Granted, most of traditional Catholics today have been deprived of the many opportunities to worship God in His holy sanctuaries due to the Modernist takeover. True Masses are few and far between, and regular parish life has become a rare privilege. How should one observe the Sabbath day in such circumstances? Here’s the advice given by His Lordship:
“I’m pointing out these things to shake up our listeners, to realise what we have lost. Our culture dictates to us a complete repudiation of the sanctification of Sunday. At least we should come back to what is required by law.”
In essence, assisting at the Holy Sacrifice of the Mass (if we have a Mass to attend), refraining from servile work and public commerce, as well as keeping “the spirit of Sunday” ought to constitute our minimum observance of the Sabbath day.
“The idea is to make it a special day, a special religious day. That should be the culture of the family – to repudiate the modern culture that makes Sunday just another day: a day for business, a day for distracting recreations. Children are impressed by that.”

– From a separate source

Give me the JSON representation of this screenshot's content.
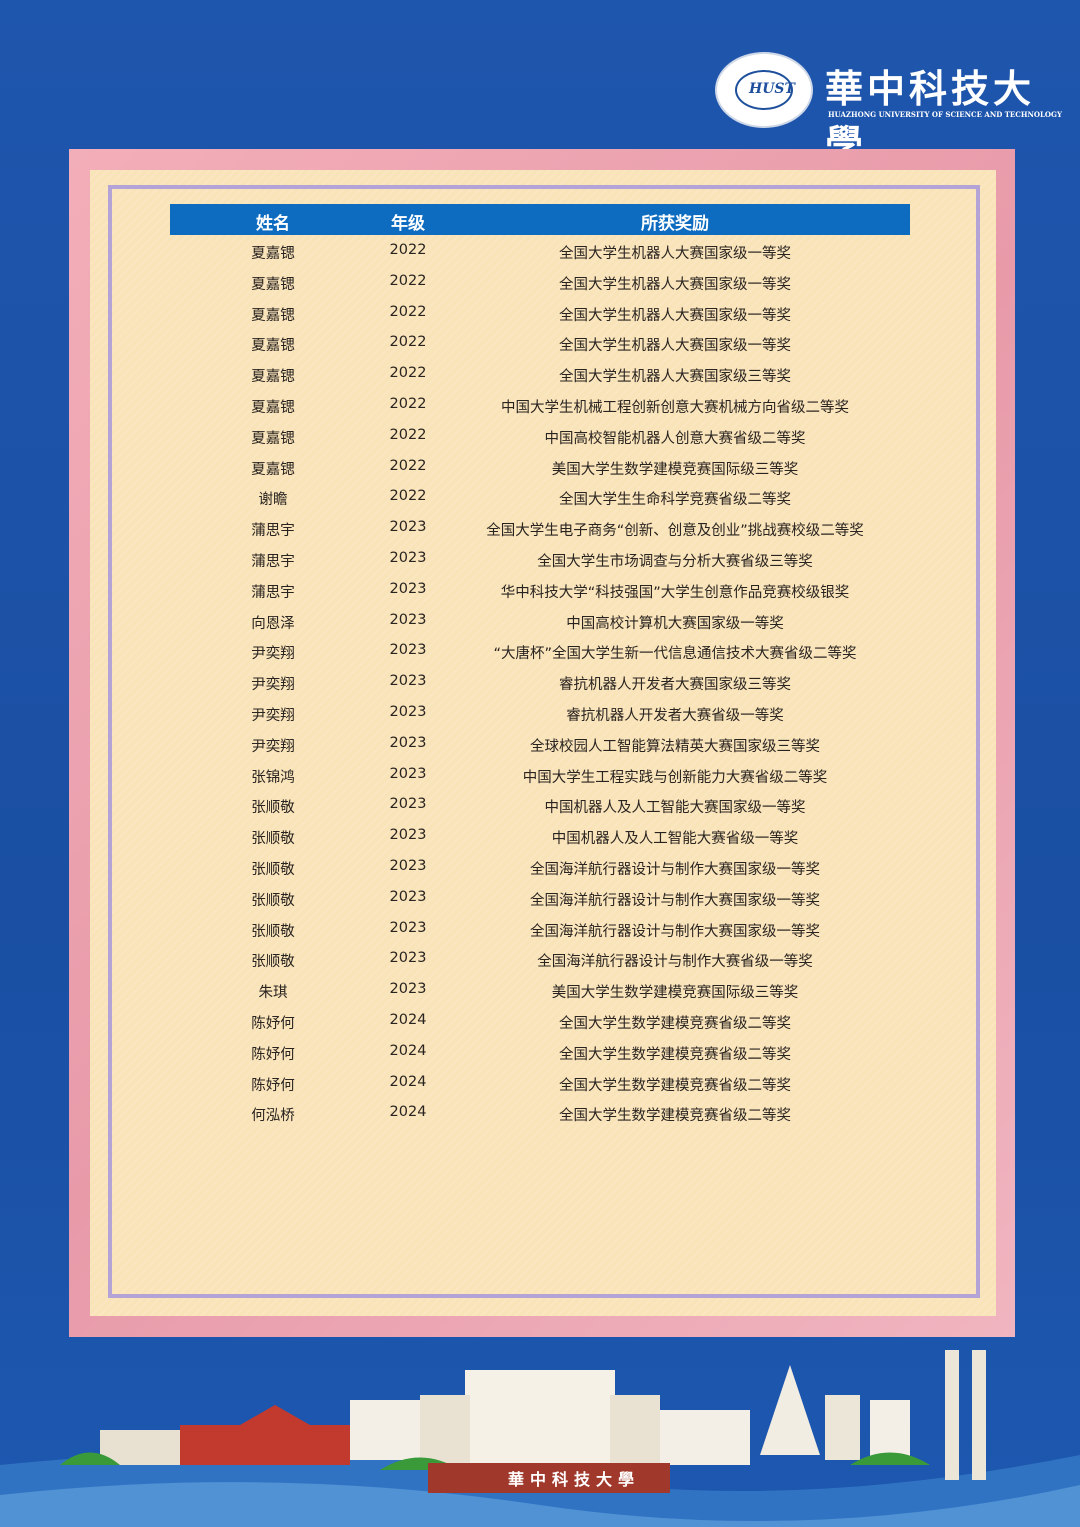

The malice of the profanation of Sundays and holy days has been lamented by Heaven itself, in not-so-distant past, through the apparition of Our Lady in La Salette, France in 1846, and the revelations Our Lord made to a pious Carmelite nun, Sr. Mary of St. Peter, just two years after Our Blessed Lady had shown her beautiful face bathed in tears for the sins of mankind at La Salette. Considering that these heavenly warnings came in a time when the Catholic Church was still thriving, and basic morality was still upheld in society, we cannot but tremble at the way the Third Commandment is being trampled upon today. We have been warned; let us take heed of the admonitions of Heaven and sanctify the Sabbath Day in our families.